Jailbreak is their own problem. Apple and every other developer takes time to plan on the drawing board, code to implement, test it, debug it, beta test it with a team. I know because I've actually seen OS Development through a workshop.
My friend, look at my profile. I've been actually developing OS's and UI's for over thirty years; the last fifteen for mobile devices with touchscreens. I know how long something takes, I know the development cycle, and I know when things aren't planned well.
Apple is a company that wanted perfection - no less,
Apple put out the iPhone as soon as it could, and has winged it since then. Clearly no long term planning or "desire for perfection" was involved.
Apple obviously wanted to have a closed system, under their full control.
Jobs was against mass third party apps at the start. When he offered up web apps, it just made him look bad. Finally he relented to pressure (Android, basically) and allowed crippled native apps. This was clearly not planned out, else he would've laid out the timeline at launch instead of pulling the lame "security issues" excuse.
When it became apparent that the iPhone was too crippled without any backgrounding, they used Java's notification registry scheme but left out the ability to automatically start the target app. Then they were blindsided by the overwhelming interest from developers, and had to rethink the whole system. Not much pre-planning went on there.

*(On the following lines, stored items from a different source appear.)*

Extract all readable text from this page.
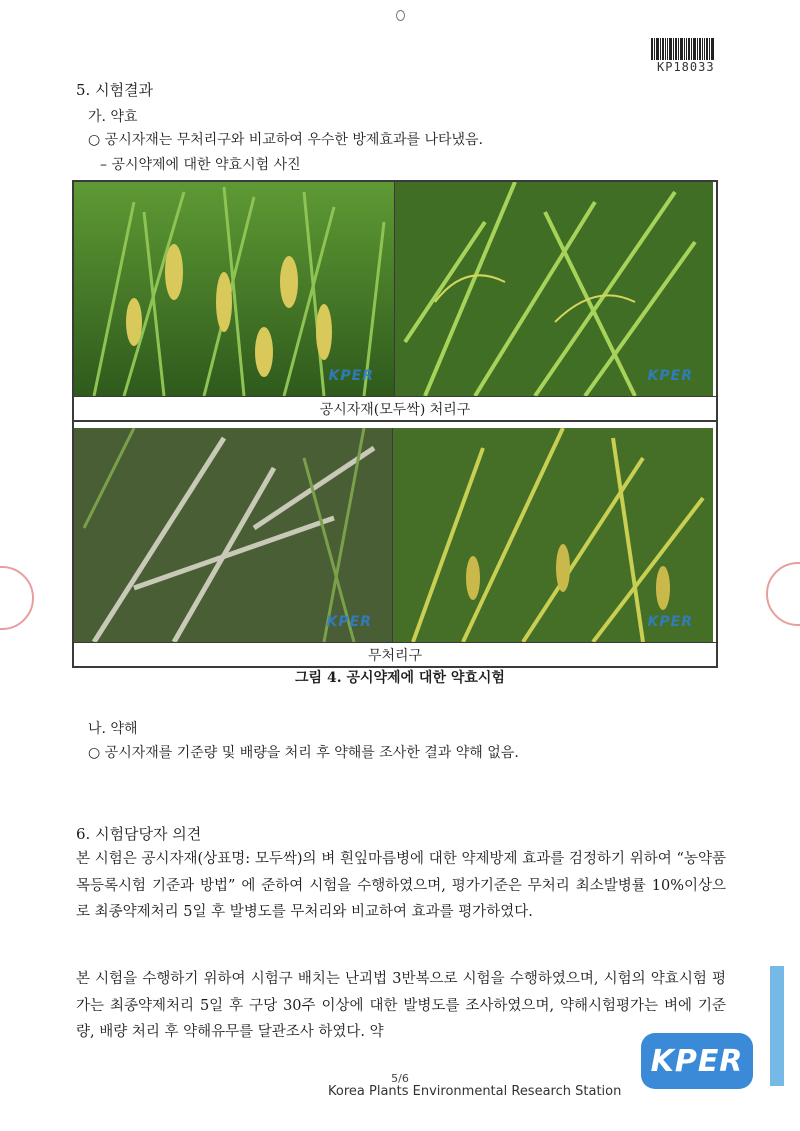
KP18033
5. 시험결과
가. 약효
○ 공시자재는 무처리구와 비교하여 우수한 방제효과를 나타냈음.
– 공시약제에 대한 약효시험 사진
KPER	KPER
공시자재(모두싹) 처리구
KPER	KPER
무처리구
그림 4. 공시약제에 대한 약효시험
나. 약해
○ 공시자재를 기준량 및 배량을 처리 후 약해를 조사한 결과 약해 없음.
6. 시험담당자 의견
본 시험은 공시자재(상표명: 모두싹)의 벼 흰잎마름병에 대한 약제방제 효과를 검정하기 위하여 “농약품목등록시험 기준과 방법” 에 준하여 시험을 수행하였으며, 평가기준은 무처리 최소발병률 10%이상으로 최종약제처리 5일 후 발병도를 무처리와 비교하여 효과를 평가하였다.
본 시험을 수행하기 위하여 시험구 배치는 난괴법 3반복으로 시험을 수행하였으며, 시험의 약효시험 평가는 최종약제처리 5일 후 구당 30주 이상에 대한 발병도를 조사하였으며, 약해시험평가는 벼에 기준량, 배량 처리 후 약해유무를 달관조사 하였다. 약
5/6
Korea Plants Environmental Research Station
KPER
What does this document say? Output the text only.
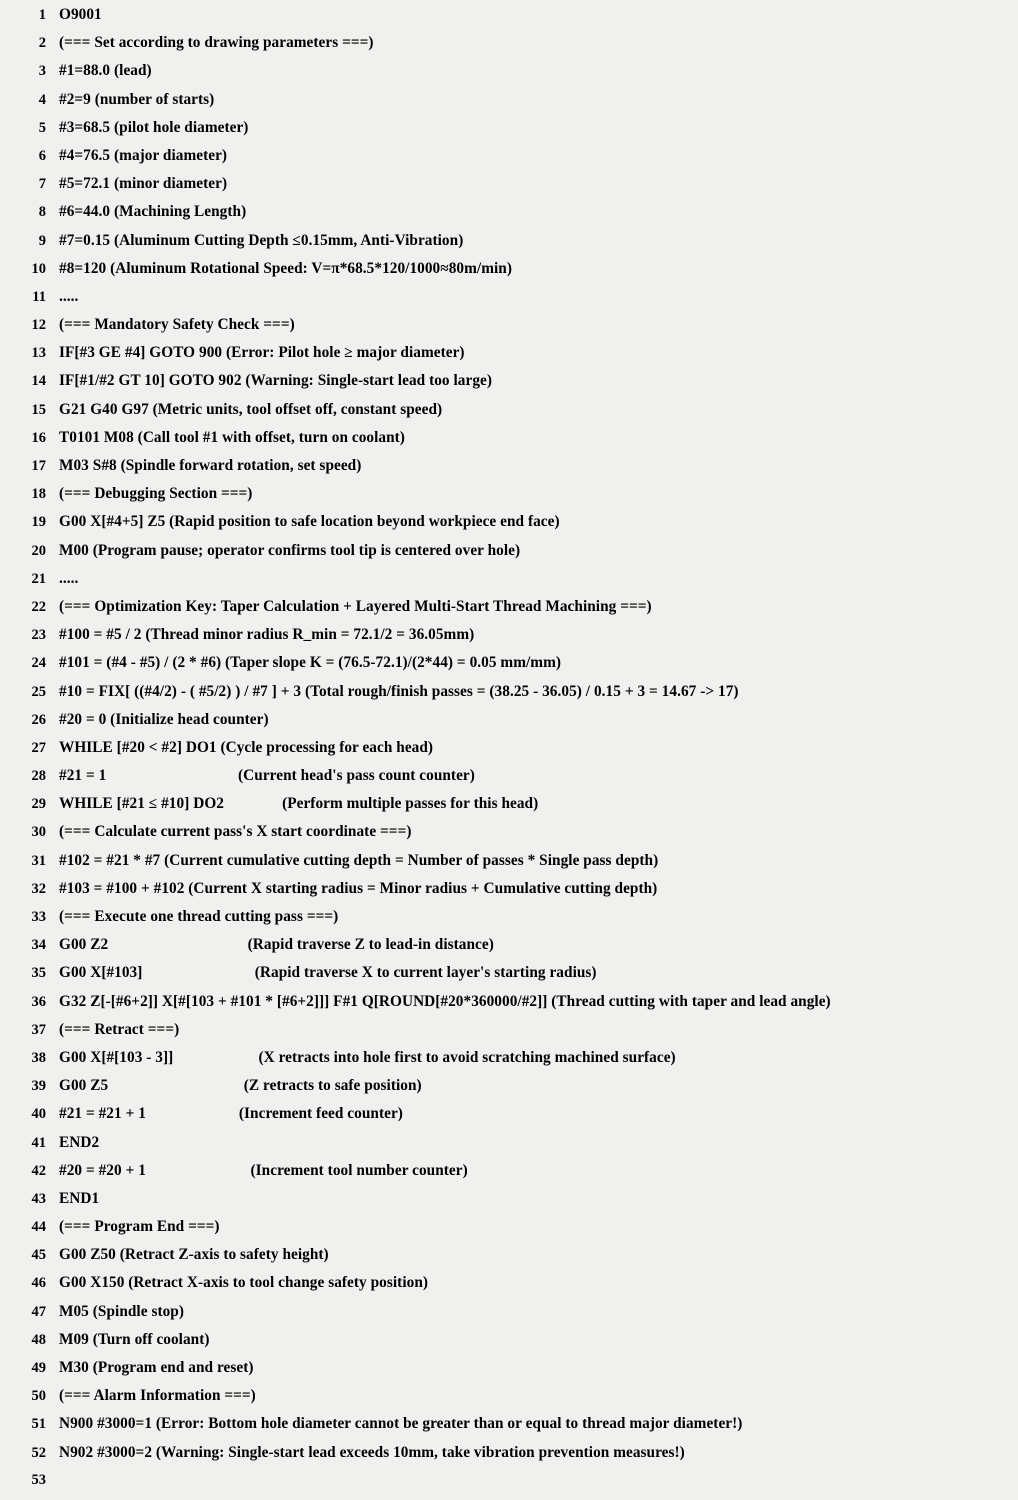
1 O9001
2 (=== Set according to drawing parameters ===)
3 #1=88.0 (lead)
4 #2=9 (number of starts)
5 #3=68.5 (pilot hole diameter)
6 #4=76.5 (major diameter)
7 #5=72.1 (minor diameter)
8 #6=44.0 (Machining Length)
9 #7=0.15 (Aluminum Cutting Depth ≤0.15mm, Anti-Vibration)
10 #8=120 (Aluminum Rotational Speed: V=π*68.5*120/1000≈80m/min)
11 .....
12 (=== Mandatory Safety Check ===)
13 IF[#3 GE #4] GOTO 900 (Error: Pilot hole ≥ major diameter)
14 IF[#1/#2 GT 10] GOTO 902 (Warning: Single-start lead too large)
15 G21 G40 G97 (Metric units, tool offset off, constant speed)
16 T0101 M08 (Call tool #1 with offset, turn on coolant)
17 M03 S#8 (Spindle forward rotation, set speed)
18 (=== Debugging Section ===)
19 G00 X[#4+5] Z5 (Rapid position to safe location beyond workpiece end face)
20 M00 (Program pause; operator confirms tool tip is centered over hole)
21 .....
22 (=== Optimization Key: Taper Calculation + Layered Multi-Start Thread Machining ===)
23 #100 = #5 / 2 (Thread minor radius R_min = 72.1/2 = 36.05mm)
24 #101 = (#4 - #5) / (2 * #6) (Taper slope K = (76.5-72.1)/(2*44) = 0.05 mm/mm)
25 #10 = FIX[ ((#4/2) - ( #5/2) ) / #7 ] + 3 (Total rough/finish passes = (38.25 - 36.05) / 0.15 + 3 = 14.67 -> 17)
26 #20 = 0 (Initialize head counter)
27 WHILE [#20 < #2] DO1 (Cycle processing for each head)
28 #21 = 1                                  (Current head's pass count counter)
29 WHILE [#21 ≤ #10] DO2               (Perform multiple passes for this head)
30 (=== Calculate current pass's X start coordinate ===)
31 #102 = #21 * #7 (Current cumulative cutting depth = Number of passes * Single pass depth)
32 #103 = #100 + #102 (Current X starting radius = Minor radius + Cumulative cutting depth)
33 (=== Execute one thread cutting pass ===)
34 G00 Z2                                    (Rapid traverse Z to lead-in distance)
35 G00 X[#103]                             (Rapid traverse X to current layer's starting radius)
36 G32 Z[-[#6+2]] X[#[103 + #101 * [#6+2]]] F#1 Q[ROUND[#20*360000/#2]] (Thread cutting with taper and lead angle)
37 (=== Retract ===)
38 G00 X[#[103 - 3]]                      (X retracts into hole first to avoid scratching machined surface)
39 G00 Z5                                   (Z retracts to safe position)
40 #21 = #21 + 1                        (Increment feed counter)
41 END2
42 #20 = #20 + 1                           (Increment tool number counter)
43 END1
44 (=== Program End ===)
45 G00 Z50 (Retract Z-axis to safety height)
46 G00 X150 (Retract X-axis to tool change safety position)
47 M05 (Spindle stop)
48 M09 (Turn off coolant)
49 M30 (Program end and reset)
50 (=== Alarm Information ===)
51 N900 #3000=1 (Error: Bottom hole diameter cannot be greater than or equal to thread major diameter!)
52 N902 #3000=2 (Warning: Single-start lead exceeds 10mm, take vibration prevention measures!)
53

Even the fingertip scrolling was an accident; something an engineer stumbled across and so it was added partway through design. Unfortunately they threw the baby out with the bathwater and forgot to give people a way to easily scroll down through long documents. Cuteness won out over usability. No planning there.

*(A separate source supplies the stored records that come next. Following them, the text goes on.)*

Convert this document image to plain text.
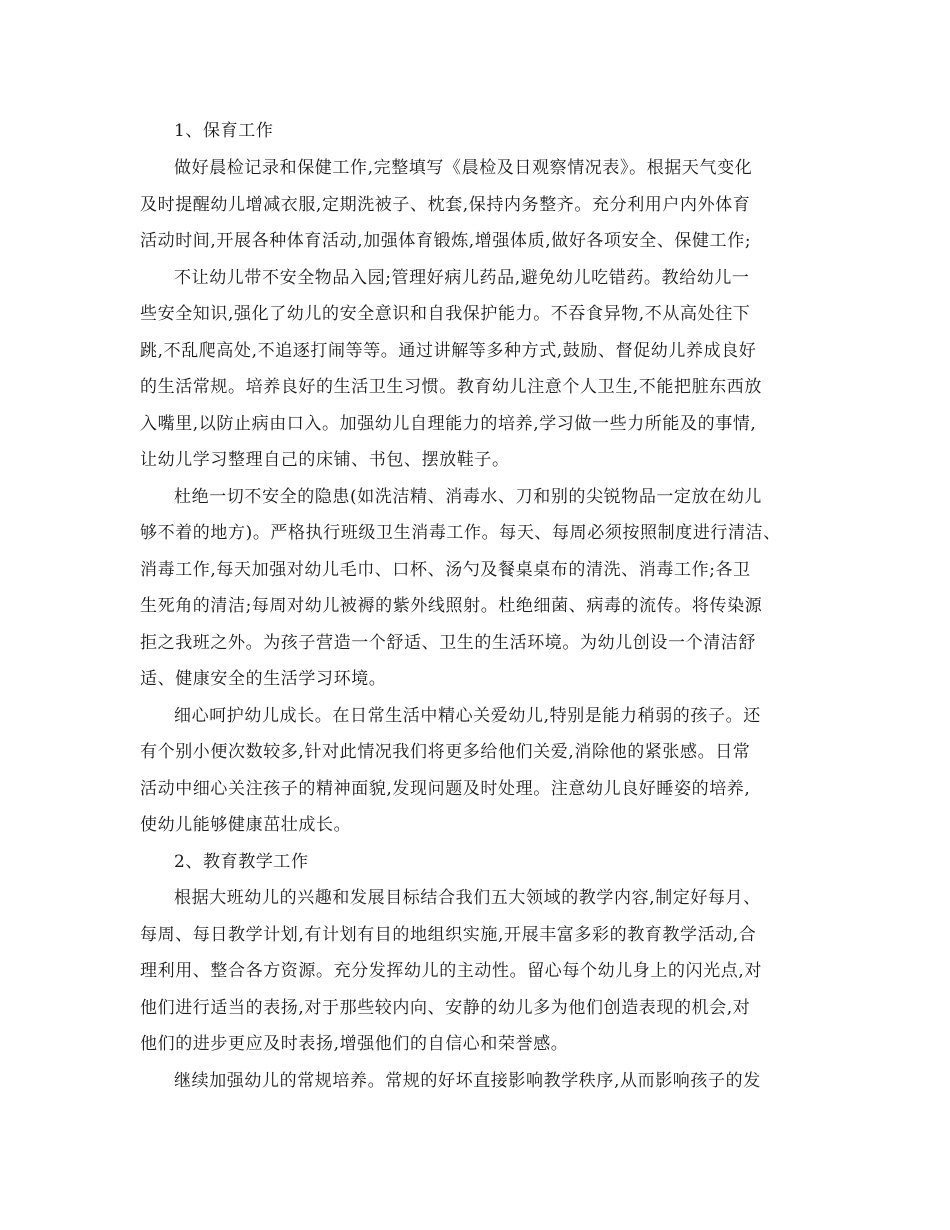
1、保育工作

做好晨检记录和保健工作,完整填写《晨检及日观察情况表》。根据天气变化

及时提醒幼儿增减衣服,定期洗被子、枕套,保持内务整齐。充分利用户内外体育

活动时间,开展各种体育活动,加强体育锻炼,增强体质,做好各项安全、保健工作;

不让幼儿带不安全物品入园;管理好病儿药品,避免幼儿吃错药。教给幼儿一

些安全知识,强化了幼儿的安全意识和自我保护能力。不吞食异物,不从高处往下

跳,不乱爬高处,不追逐打闹等等。通过讲解等多种方式,鼓励、督促幼儿养成良好

的生活常规。培养良好的生活卫生习惯。教育幼儿注意个人卫生,不能把脏东西放

入嘴里,以防止病由口入。加强幼儿自理能力的培养,学习做一些力所能及的事情,

让幼儿学习整理自己的床铺、书包、摆放鞋子。

杜绝一切不安全的隐患(如洗洁精、消毒水、刀和别的尖锐物品一定放在幼儿

够不着的地方)。严格执行班级卫生消毒工作。每天、每周必须按照制度进行清洁、

消毒工作,每天加强对幼儿毛巾、口杯、汤勺及餐桌桌布的清洗、消毒工作;各卫

生死角的清洁;每周对幼儿被褥的紫外线照射。杜绝细菌、病毒的流传。将传染源

拒之我班之外。为孩子营造一个舒适、卫生的生活环境。为幼儿创设一个清洁舒

适、健康安全的生活学习环境。

细心呵护幼儿成长。在日常生活中精心关爱幼儿,特别是能力稍弱的孩子。还

有个别小便次数较多,针对此情况我们将更多给他们关爱,消除他的紧张感。日常

活动中细心关注孩子的精神面貌,发现问题及时处理。注意幼儿良好睡姿的培养,

使幼儿能够健康茁壮成长。

2、教育教学工作

根据大班幼儿的兴趣和发展目标结合我们五大领域的教学内容,制定好每月、

每周、每日教学计划,有计划有目的地组织实施,开展丰富多彩的教育教学活动,合

理利用、整合各方资源。充分发挥幼儿的主动性。留心每个幼儿身上的闪光点,对

他们进行适当的表扬,对于那些较内向、安静的幼儿多为他们创造表现的机会,对

他们的进步更应及时表扬,增强他们的自信心和荣誉感。

继续加强幼儿的常规培养。常规的好坏直接影响教学秩序,从而影响孩子的发
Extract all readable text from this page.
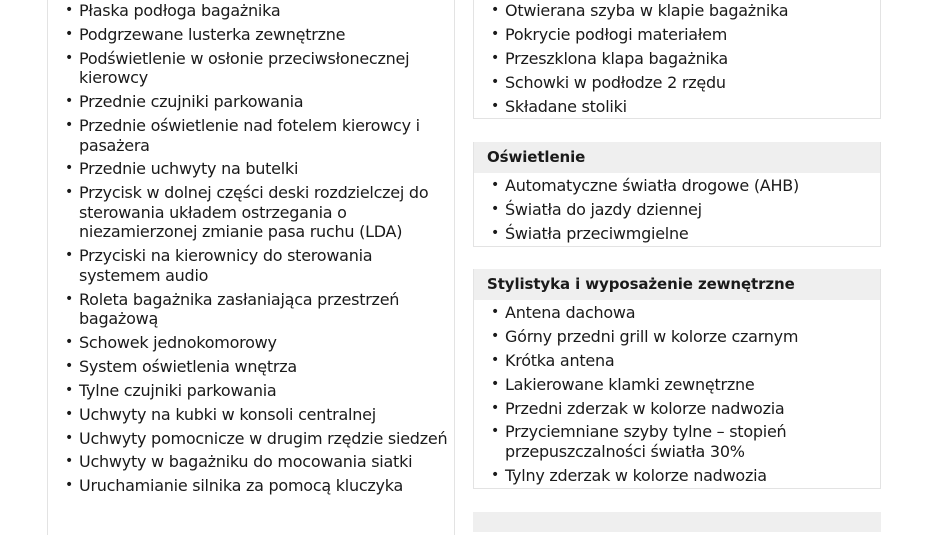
• Płaska podłoga bagażnika
• Podgrzewane lusterka zewnętrzne
• Podświetlenie w osłonie przeciwsłonecznej kierowcy
• Przednie czujniki parkowania
• Przednie oświetlenie nad fotelem kierowcy i pasażera
• Przednie uchwyty na butelki
• Przycisk w dolnej części deski rozdzielczej do sterowania układem ostrzegania o niezamierzonej zmianie pasa ruchu (LDA)
• Przyciski na kierownicy do sterowania systemem audio
• Roleta bagażnika zasłaniająca przestrzeń bagażową
• Schowek jednokomorowy
• System oświetlenia wnętrza
• Tylne czujniki parkowania
• Uchwyty na kubki w konsoli centralnej
• Uchwyty pomocnicze w drugim rzędzie siedzeń
• Uchwyty w bagażniku do mocowania siatki
• Uruchamianie silnika za pomocą kluczyka
• Otwierana szyba w klapie bagażnika
• Pokrycie podłogi materiałem
• Przeszklona klapa bagażnika
• Schowki w podłodze 2 rzędu
• Składane stoliki
Oświetlenie
• Automatyczne światła drogowe (AHB)
• Światła do jazdy dziennej
• Światła przeciwmgielne
Stylistyka i wyposażenie zewnętrzne
• Antena dachowa
• Górny przedni grill w kolorze czarnym
• Krótka antena
• Lakierowane klamki zewnętrzne
• Przedni zderzak w kolorze nadwozia
• Przyciemniane szyby tylne – stopień przepuszczalności światła 30%
• Tylny zderzak w kolorze nadwozia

Ditto for the idea of putting all apps' settings in one place. That quickly become apparent as a mistake once more than a few apps were available. Not to mention it meant you had to leave the app to change its settings. Hard to think of anything more dumb.
Look, Apple is human. They're not the perfect mechanism young idealists wish they were. They're still figuring things out on the fly. Nothing wrong with that.
Copy and Paste has been asked for so long, originally argued by haters.
Okay, so you're a simple type of user. A consumer of info, not a writer or editor. Others of us use c&p all the time, to chop down paragraphs, copy URLs and other data. Believe me, it's very useful to us. I have associates who refused the iPhone on that point alone.
Palm has not made Apple do anything, no one has.
Good grief. ALL of the competition has made Apple add common features they left out. Same as Apple has caused competitors to step up their game as well.